« Ce livret ne vous regarde pas, alors rendez lui la pareille! »
C’était un carnet à spirales, tout ce qu’il y a de plus basique. Un de ces objets simples qui vous bouleversent d’efficacité. La petite phrase de mise en garde, faisait effet d’une accroche , sorte de « teaser » volontairement laissé là pour ferrer le lecteur… un peu comme le gros titre « journal intime » qui éveille malgré vous, votre curiosité.
– Et vous l’avez ouvert?
– Quoi donc? Le carnet? Évidemment! Vous ne l’auriez pas fait, vous?
C’est une pépite dans notre quotidien ! La trace de vie… L’empreinte de normalité dans notre monde insensé !
Synkiv, le 16 décembre 2021
Cher journal,
Aujourd’hui, je crois pouvoir dire que j’ai achevé la première partie de mon «mémorial aux optimistes » . Il y a plus d’un millier de pavés, et j’espère bien pouvoir en faire d’autres encore… Je sais que cela semblera sans doute peine perdue pour les broyeurs d’espoirs mais il est temps de marquer notre époque d’oeuvres positives.
J’ai choisi de travailler le granit car c’est une pierre dure et durable. Je crois qu’il faut un symbole fort pour relever les coeurs…
– Ce journal appartenait donc à un artiste du burin… Un tailleur de pierres?
– Oui, je crois. Un bâtisseur d’avenir contemporain… J’ai cherché des croquis , mais je n’ai rien trouvé de plus que quelques quadrilatères ornés de gravures florales et symboliques.
….. Je vais baptiser cette oeuvre: « convalescence ».
Cela me semble bien à propos pour une période de pandémie comme celle que nous traversons. Il ne me reste plus qu’à communiquer pour que chacun puisse venir prendre part à l’édification … Ce sera magnifique, tout en restant discret, j’ai hâte, tellement hâte!
– J’ai refermé le journal et j’ai levé les yeux alentours .

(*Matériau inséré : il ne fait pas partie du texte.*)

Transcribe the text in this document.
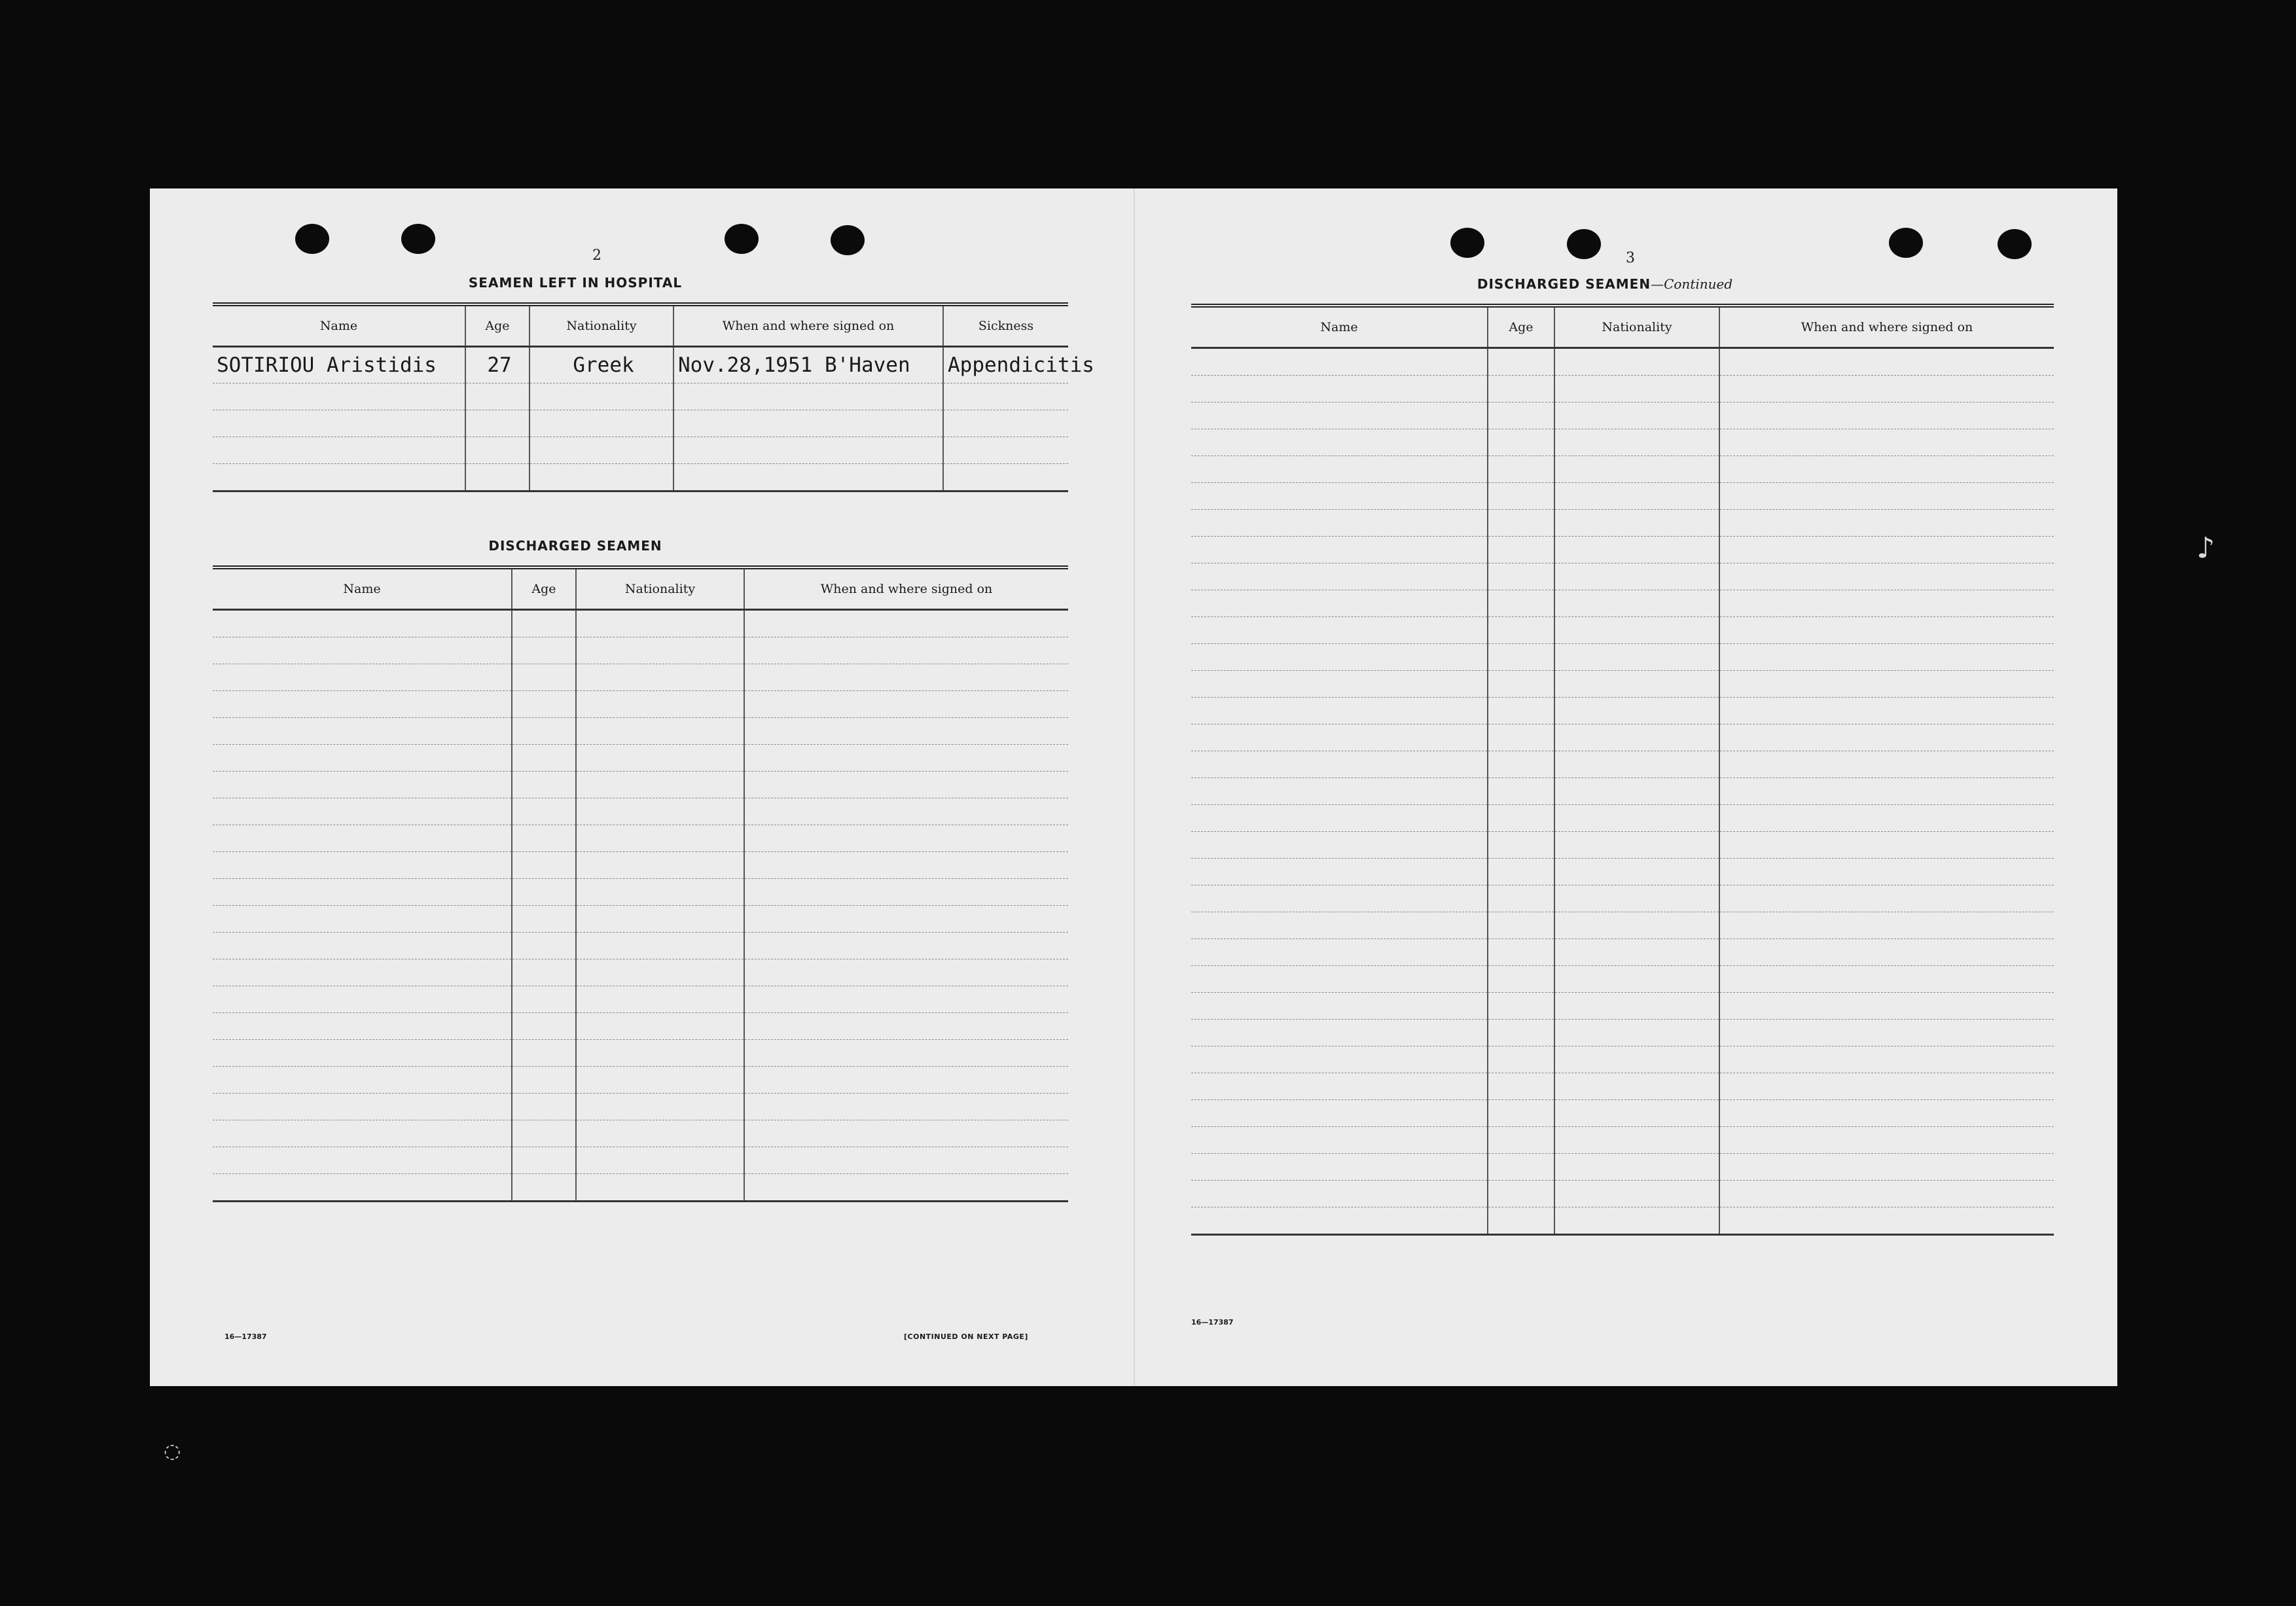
2
SEAMEN LEFT IN HOSPITAL
Name	Age	Nationality	When and where signed on	Sickness
SOTIRIOU Aristidis	27	Greek	Nov.28,1951 B'Haven	Appendicitis

DISCHARGED SEAMEN
Name	Age	Nationality	When and where signed on

16—17387	[CONTINUED ON NEXT PAGE]
3
DISCHARGED SEAMEN—Continued
Name	Age	Nationality	When and where signed on

16—17387
♪
◌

Au mur, la une du journal local montrait un petit homme d’une quarantaine d’année posant devant un tas de pavés de granit polis comme des galets et ornés de gravures toutes plus jolies les unes que les autres. Il souriait à pleines dents. L’article expliquait comment chaque optimiste du coin était invité à bâtir la bordure du parc de la mairie du village. « Il s’agirait d’une oeuvre commune et riche de sens. »
Un support simple, aussi bouleversant qu’un carnet à spirales…
– Mais je ne comprends pas. Je n’ai pas vu de bordure, ni d’ailleurs de parc devant la mairie du village?
Non. Réfléchis deux secondes. Tu n’as pas vu non plus la mairie!
Les optimistes de Synkiv ont été pris de cours, d’ailleurs, depuis peu, le mémorial des optimistes a été rebaptisé « résilience ».
Le temps viendra où chaque habitant du village souhaitant croire à un avenir meilleur pourra prendre part à la reconstruction . Alors, il pourra insérer un de ces jolis pavés de granit gravé où il le souhaite, pourvu que… pourvu qu’il soit suffisamment visible et qu’il rappelle à chacun que le noyau dur de la vie, c’est l’espoir.
– Et le tailleur d’espoir… Des nouvelles?
– Toujours rien.. mais j’espère…
ESPOIR ! Oui gardons espoir ! Après la pandémie, votre texte s’adapte aussi et hélas si bien à la guerre en Ukraine.